I took this as being a vocabulary dating from the days of lights being a literal flame of town gas. You would close the valve, or tap, of a light to extinguish the flame.
K
ajay said,
June 21, 2023 @ 7:15 am
"Leaving the light burning" and "put the lights out" are both still used in the UK (though probably by older people mostly) and both are presumably flame-derived. ("Put that light out!" was the proverbial cry of the ARP wardens.) But I've never heard a L1 BrE speaker talk about "closing a light".
"Electric lamp" was even one I heard from my grandparents' generation, and "headlamp" is still fairly common for both cars and miners.
And, of course, "torch" (originally electric torch) for what Americans, oddly, call a flashlight.
Rodger C said,
June 21, 2023 @ 10:21 am
My parents, both born 1920, always called the air conditioner "the fan" and the refrigerator "the icebox." (They were also fanatical about making me close the latter within a few seconds of opening it, which annoyed and puzzled me till I realized, as an adult, that they'd been channeling their own parents.)
KIRINPUTRA said,
June 22, 2023 @ 3:13 am
@Rube
Beautiful snapshot.

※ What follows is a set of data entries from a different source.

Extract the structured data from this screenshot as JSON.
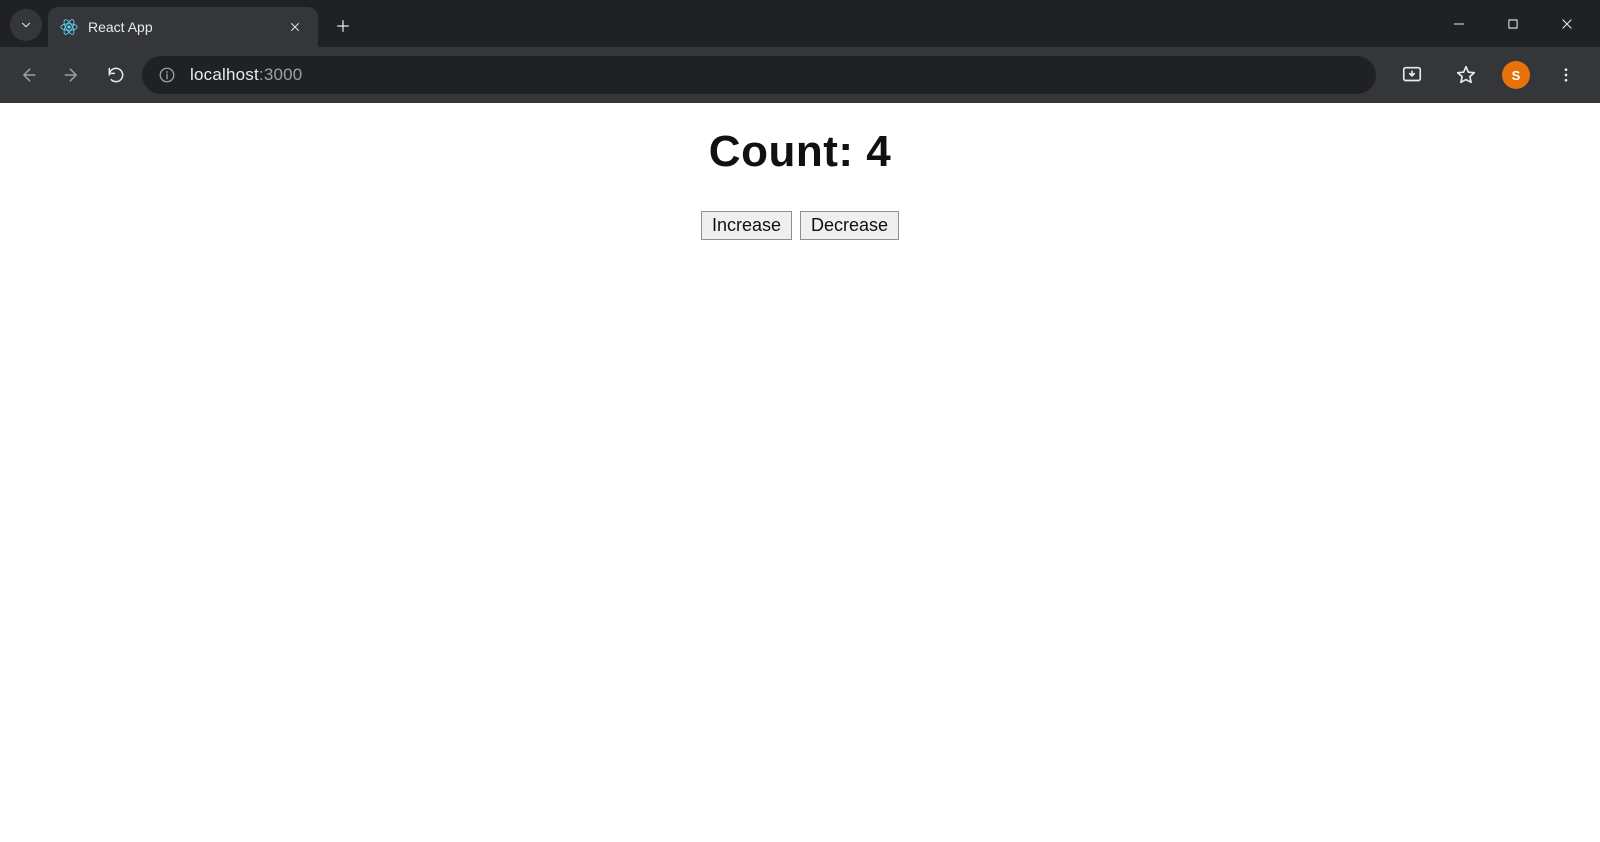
{
  "browser": {
    "tab_title": "React App",
    "url_host": "localhost",
    "url_rest": ":3000",
    "avatar_letter": "S"
  },
  "page": {
    "heading": "Count: 4",
    "increase_label": "Increase",
    "decrease_label": "Decrease"
  }
}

I live in Miami on & off (mostly off) and that's Miami right there! (From one angle, at least.)
KIRINPUTRA said,
June 22, 2023 @ 3:23 am
Once the novelty of walking into a store & being first addressed in Spanish (with my E/SE Asian phenotype) wore off some, it turned out that the locally raised folks were uniformly best-versed in English, regardless of neighborhood or roots — although bilingual fluency is common & almost the norm. Looking back, this really drove home an idea I had resisted, which is that the modern state & state education has the first & final say in shaping the linguistic landscape of its peoples' minds.
YosemiteSemite said,
June 22, 2023 @ 10:56 am
@Rube I'll take a guess as to what the guy said, if he is from the Spanish-speaking Americas. My guess is coño, the c-word. It is very offensive to Spanish-speakers from the Americas; I can well imagine that reaction. In Spain, that word would not have elicited that reaction. It is used as an augmentative exclamation, uttered almost exclusively by males, but in both male and mixed company, It can be mild or forceful, depending on the mood of the speaker. Coño. (fishing around for keys in pocket,
"I forgot my keys.") ¡Coño! ("That idiot should have stopped dribbling and taken his shot on goal.")

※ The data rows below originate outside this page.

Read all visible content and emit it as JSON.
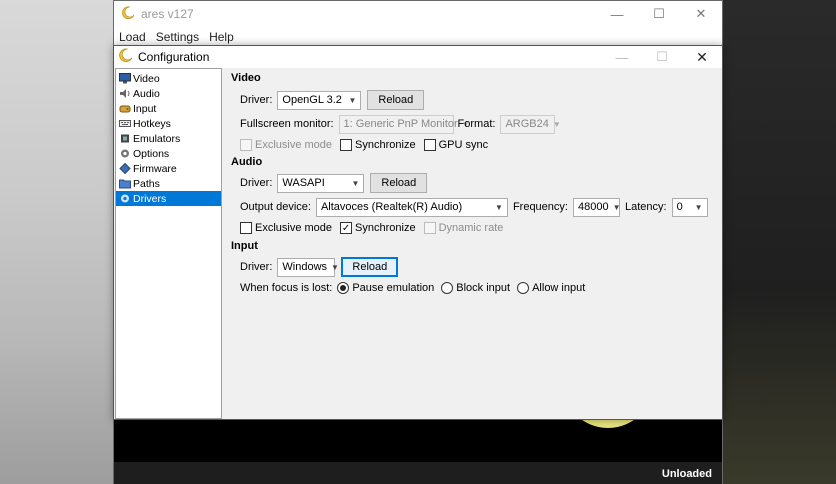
{
  "ares": {
    "title": "ares v127",
    "menu": [
      "Load",
      "Settings",
      "Help"
    ],
    "status": "Unloaded",
    "controls": {
      "minimize": "—",
      "maximize": "☐",
      "close": "✕"
    }
  },
  "config": {
    "title": "Configuration",
    "controls": {
      "minimize": "—",
      "maximize": "☐",
      "close": "✕"
    },
    "nav": [
      {
        "label": "Video",
        "icon": "monitor-icon"
      },
      {
        "label": "Audio",
        "icon": "speaker-icon"
      },
      {
        "label": "Input",
        "icon": "gamepad-icon"
      },
      {
        "label": "Hotkeys",
        "icon": "keyboard-icon"
      },
      {
        "label": "Emulators",
        "icon": "chip-icon"
      },
      {
        "label": "Options",
        "icon": "gear-icon"
      },
      {
        "label": "Firmware",
        "icon": "diamond-icon"
      },
      {
        "label": "Paths",
        "icon": "folder-icon"
      },
      {
        "label": "Drivers",
        "icon": "gear-icon",
        "selected": true
      }
    ],
    "video": {
      "heading": "Video",
      "driver_label": "Driver:",
      "driver_value": "OpenGL 3.2",
      "reload": "Reload",
      "fullscreen_label": "Fullscreen monitor:",
      "fullscreen_value": "1: Generic PnP Monitor",
      "format_label": "Format:",
      "format_value": "ARGB24",
      "exclusive": "Exclusive mode",
      "synchronize": "Synchronize",
      "gpu_sync": "GPU sync"
    },
    "audio": {
      "heading": "Audio",
      "driver_label": "Driver:",
      "driver_value": "WASAPI",
      "reload": "Reload",
      "output_label": "Output device:",
      "output_value": "Altavoces (Realtek(R) Audio)",
      "frequency_label": "Frequency:",
      "frequency_value": "48000",
      "latency_label": "Latency:",
      "latency_value": "0",
      "exclusive": "Exclusive mode",
      "synchronize": "Synchronize",
      "dynamic_rate": "Dynamic rate"
    },
    "input": {
      "heading": "Input",
      "driver_label": "Driver:",
      "driver_value": "Windows",
      "reload": "Reload",
      "focus_label": "When focus is lost:",
      "pause": "Pause emulation",
      "block": "Block input",
      "allow": "Allow input"
    }
  },
  "colors": {
    "selection": "#0078d7",
    "disc": "#e7e37c"
  }
}
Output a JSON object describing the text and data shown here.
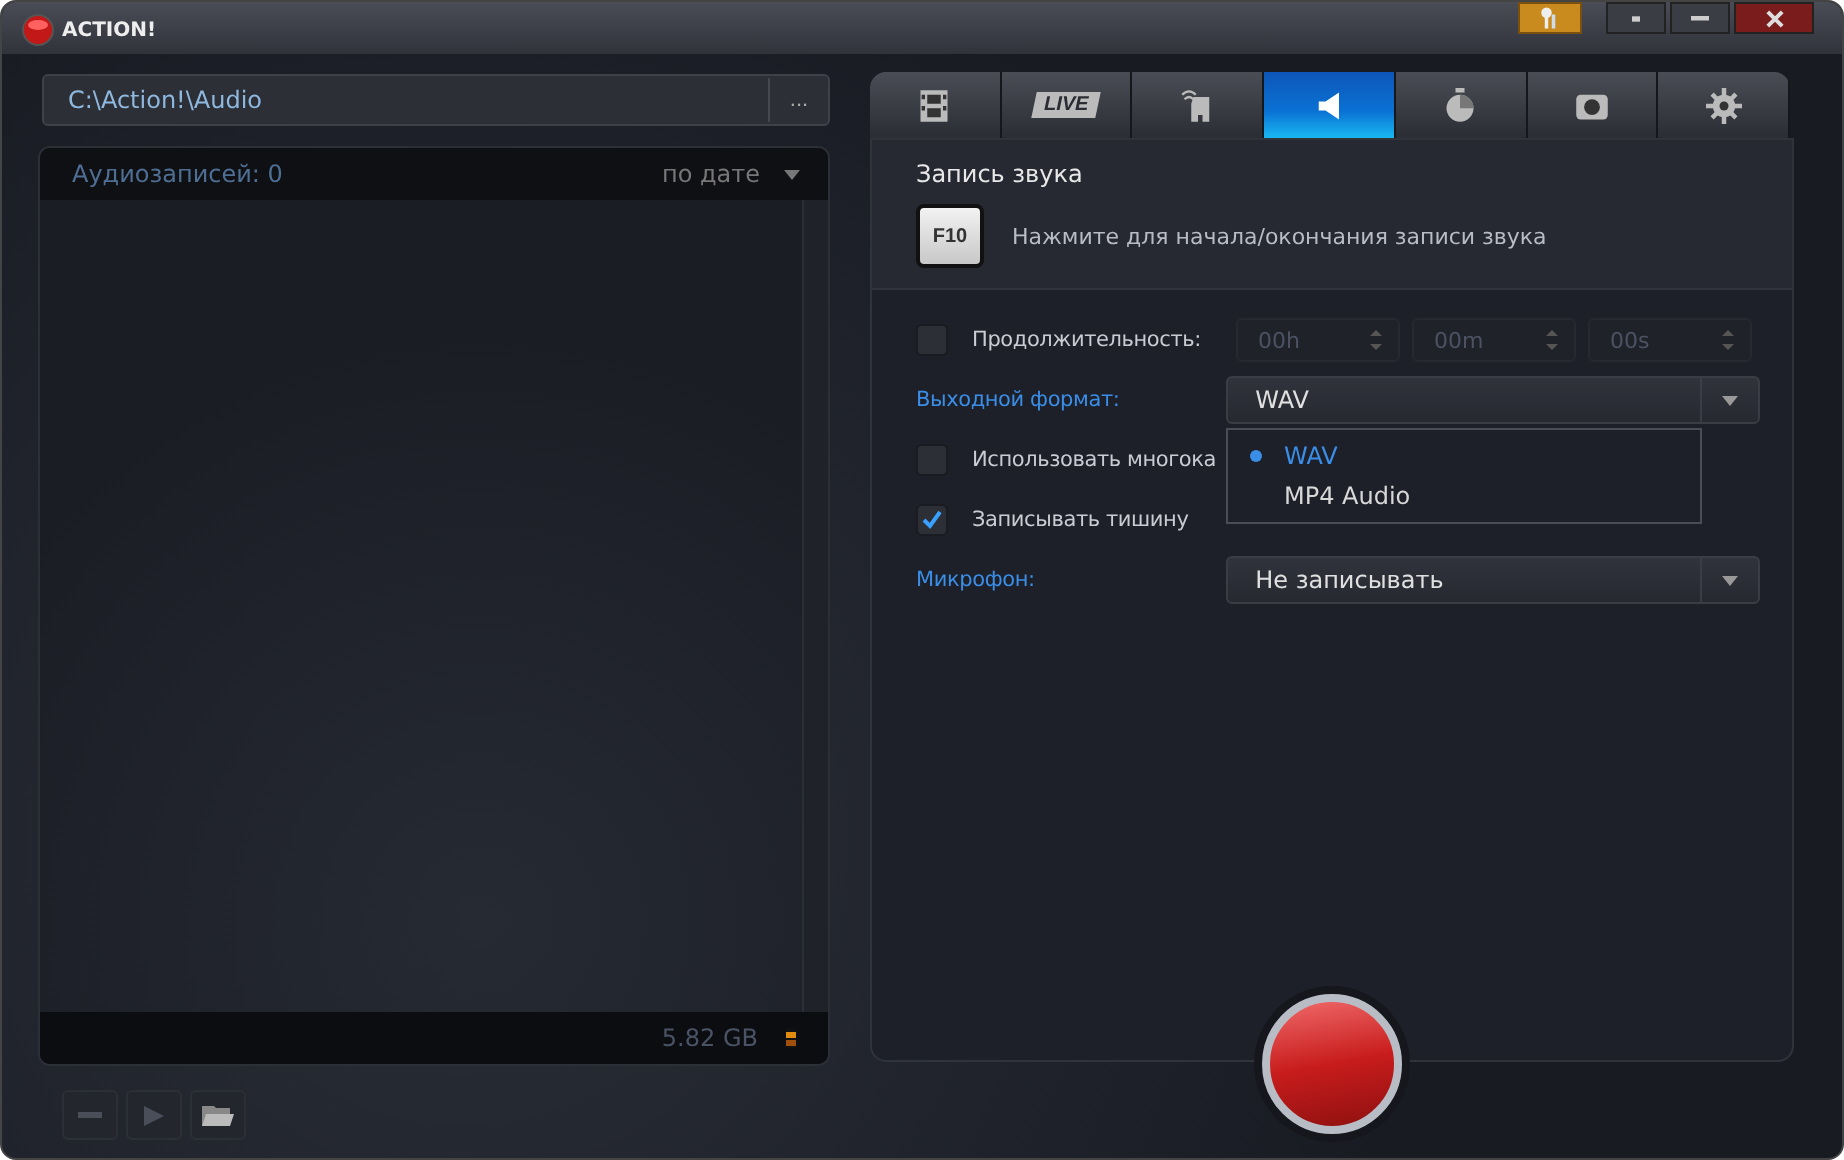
{
  "window": {
    "title": "ACTION!"
  },
  "left": {
    "path": "C:\\Action!\\Audio",
    "browse": "...",
    "count_label": "Аудиозаписей: 0",
    "sort": "по дате",
    "disk_free": "5.82 GB"
  },
  "tabs": [
    {
      "kind": "film",
      "selected": false
    },
    {
      "kind": "live",
      "label": "LIVE",
      "selected": false
    },
    {
      "kind": "game",
      "selected": false
    },
    {
      "kind": "speaker",
      "selected": true
    },
    {
      "kind": "timer",
      "selected": false
    },
    {
      "kind": "camera",
      "selected": false
    },
    {
      "kind": "gear",
      "selected": false
    }
  ],
  "panel": {
    "title": "Запись звука",
    "hotkey": "F10",
    "hotkey_hint": "Нажмите для начала/окончания записи звука",
    "duration": {
      "label": "Продолжительность:",
      "checked": false,
      "fields": [
        "00h",
        "00m",
        "00s"
      ]
    },
    "format": {
      "label": "Выходной формат:",
      "value": "WAV",
      "options": [
        {
          "label": "WAV",
          "selected": true
        },
        {
          "label": "MP4 Audio",
          "selected": false
        }
      ]
    },
    "multichannel": {
      "label": "Использовать многока",
      "checked": false
    },
    "silence": {
      "label": "Записывать тишину",
      "checked": true
    },
    "microphone": {
      "label": "Микрофон:",
      "value": "Не записывать"
    }
  }
}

It's easy to get tripped up with expletives among cultures speaking the same languqge. I remember listening to a woman from Argentina recount how she mentioned to her Spanish-speaking but non-Argentinian mother-in-law that she wanted to change the curtains in the house because they were jodidas. Her mother-in-law almost fainted dead away. The woman meant that they were "raggedy, worn out." What her mother-in-law heard was the literal f-word.

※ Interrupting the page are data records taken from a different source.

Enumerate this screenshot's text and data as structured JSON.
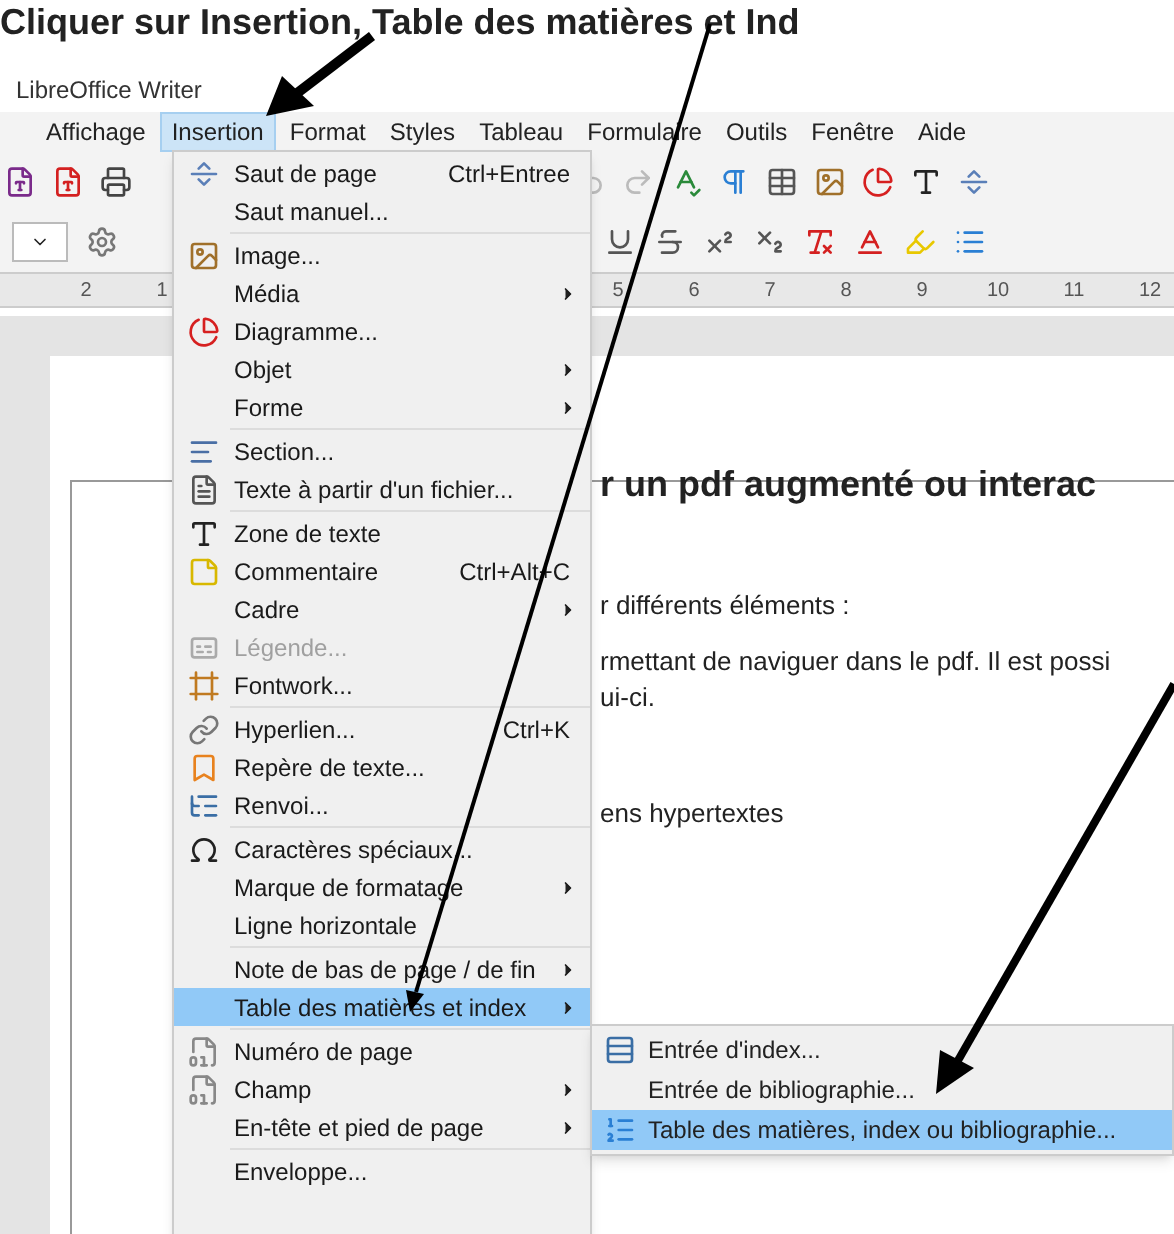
{
  "caption": "Cliquer sur Insertion, Table des matières et Ind",
  "window": {
    "title": "LibreOffice Writer"
  },
  "menubar": [
    {
      "label": "Affichage",
      "selected": false
    },
    {
      "label": "Insertion",
      "selected": true
    },
    {
      "label": "Format",
      "selected": false
    },
    {
      "label": "Styles",
      "selected": false
    },
    {
      "label": "Tableau",
      "selected": false
    },
    {
      "label": "Formulaire",
      "selected": false
    },
    {
      "label": "Outils",
      "selected": false
    },
    {
      "label": "Fenêtre",
      "selected": false
    },
    {
      "label": "Aide",
      "selected": false
    }
  ],
  "ruler": {
    "left_labels": [
      "2",
      "1"
    ],
    "right_labels": [
      "5",
      "6",
      "7",
      "8",
      "9",
      "10",
      "11",
      "12"
    ]
  },
  "document": {
    "heading": "r un pdf augmenté ou interac",
    "lines": [
      "r différents éléments :",
      "rmettant de naviguer dans le pdf. Il est possi",
      "ui-ci.",
      "ens hypertextes"
    ]
  },
  "menu": {
    "groups": [
      [
        {
          "label": "Saut de page",
          "shortcut": "Ctrl+Entree",
          "submenu": false,
          "disabled": false,
          "selected": false
        },
        {
          "label": "Saut manuel...",
          "submenu": false,
          "disabled": false,
          "selected": false
        }
      ],
      [
        {
          "label": "Image...",
          "submenu": false,
          "disabled": false,
          "selected": false
        },
        {
          "label": "Média",
          "submenu": true,
          "disabled": false,
          "selected": false
        },
        {
          "label": "Diagramme...",
          "submenu": false,
          "disabled": false,
          "selected": false
        },
        {
          "label": "Objet",
          "submenu": true,
          "disabled": false,
          "selected": false
        },
        {
          "label": "Forme",
          "submenu": true,
          "disabled": false,
          "selected": false
        }
      ],
      [
        {
          "label": "Section...",
          "submenu": false,
          "disabled": false,
          "selected": false
        },
        {
          "label": "Texte à partir d'un fichier...",
          "submenu": false,
          "disabled": false,
          "selected": false
        }
      ],
      [
        {
          "label": "Zone de texte",
          "submenu": false,
          "disabled": false,
          "selected": false
        },
        {
          "label": "Commentaire",
          "shortcut": "Ctrl+Alt+C",
          "submenu": false,
          "disabled": false,
          "selected": false
        },
        {
          "label": "Cadre",
          "submenu": true,
          "disabled": false,
          "selected": false
        },
        {
          "label": "Légende...",
          "submenu": false,
          "disabled": true,
          "selected": false
        },
        {
          "label": "Fontwork...",
          "submenu": false,
          "disabled": false,
          "selected": false
        }
      ],
      [
        {
          "label": "Hyperlien...",
          "shortcut": "Ctrl+K",
          "submenu": false,
          "disabled": false,
          "selected": false
        },
        {
          "label": "Repère de texte...",
          "submenu": false,
          "disabled": false,
          "selected": false
        },
        {
          "label": "Renvoi...",
          "submenu": false,
          "disabled": false,
          "selected": false
        }
      ],
      [
        {
          "label": "Caractères spéciaux...",
          "submenu": false,
          "disabled": false,
          "selected": false
        },
        {
          "label": "Marque de formatage",
          "submenu": true,
          "disabled": false,
          "selected": false
        },
        {
          "label": "Ligne horizontale",
          "submenu": false,
          "disabled": false,
          "selected": false
        }
      ],
      [
        {
          "label": "Note de bas de page / de fin",
          "submenu": true,
          "disabled": false,
          "selected": false
        },
        {
          "label": "Table des matières et index",
          "submenu": true,
          "disabled": false,
          "selected": true
        }
      ],
      [
        {
          "label": "Numéro de page",
          "submenu": false,
          "disabled": false,
          "selected": false
        },
        {
          "label": "Champ",
          "submenu": true,
          "disabled": false,
          "selected": false
        },
        {
          "label": "En-tête et pied de page",
          "submenu": true,
          "disabled": false,
          "selected": false
        }
      ],
      [
        {
          "label": "Enveloppe...",
          "submenu": false,
          "disabled": false,
          "selected": false
        }
      ]
    ]
  },
  "submenu": [
    {
      "label": "Entrée d'index...",
      "selected": false
    },
    {
      "label": "Entrée de bibliographie...",
      "selected": false
    },
    {
      "label": "Table des matières, index ou bibliographie...",
      "selected": true
    }
  ]
}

There are similar opportunities for those kinds of faux pas. Take the expression "bloody hell." In the US, that's a nothing-burger; in the UK, that's beyond the pale. Or at least it was at one time. O tempora, o mores.
Rube said,
June 22, 2023 @ 11:49 am
@YosemiteSemite : Thanks for that, it makes as munch sense as anything. Certainly the reaction was beyond anything I've ever seen on public transit, and if you take it a lot, you hear some stuff.
Taylor, Philip said,
June 23, 2023 @ 3:04 am
« Take the expression "bloody hell." In the US, that's a nothing-burger; in the UK, that's beyond the pale ». Once was, perhaps, but ¿ sadly ? no longer, except (perhaps) among a few exceptionally refined ladies in their eighties or nineties. Far far worse now passes for the norm, even among the educated classes, and our most elevated newspapers can print the F-word and even the C-word without so much as a trace of a blush.
Ryan Ka Yau Lai said,
June 23, 2023 @ 12:05 pm
@Peter Taylor: I've heard 'tirar' for firearms from someone from Michoacán. I understood it from context and from French, though I was surprised about it and asked a couple times to make sure I got the meaning right! Good to know it's in dictionaries.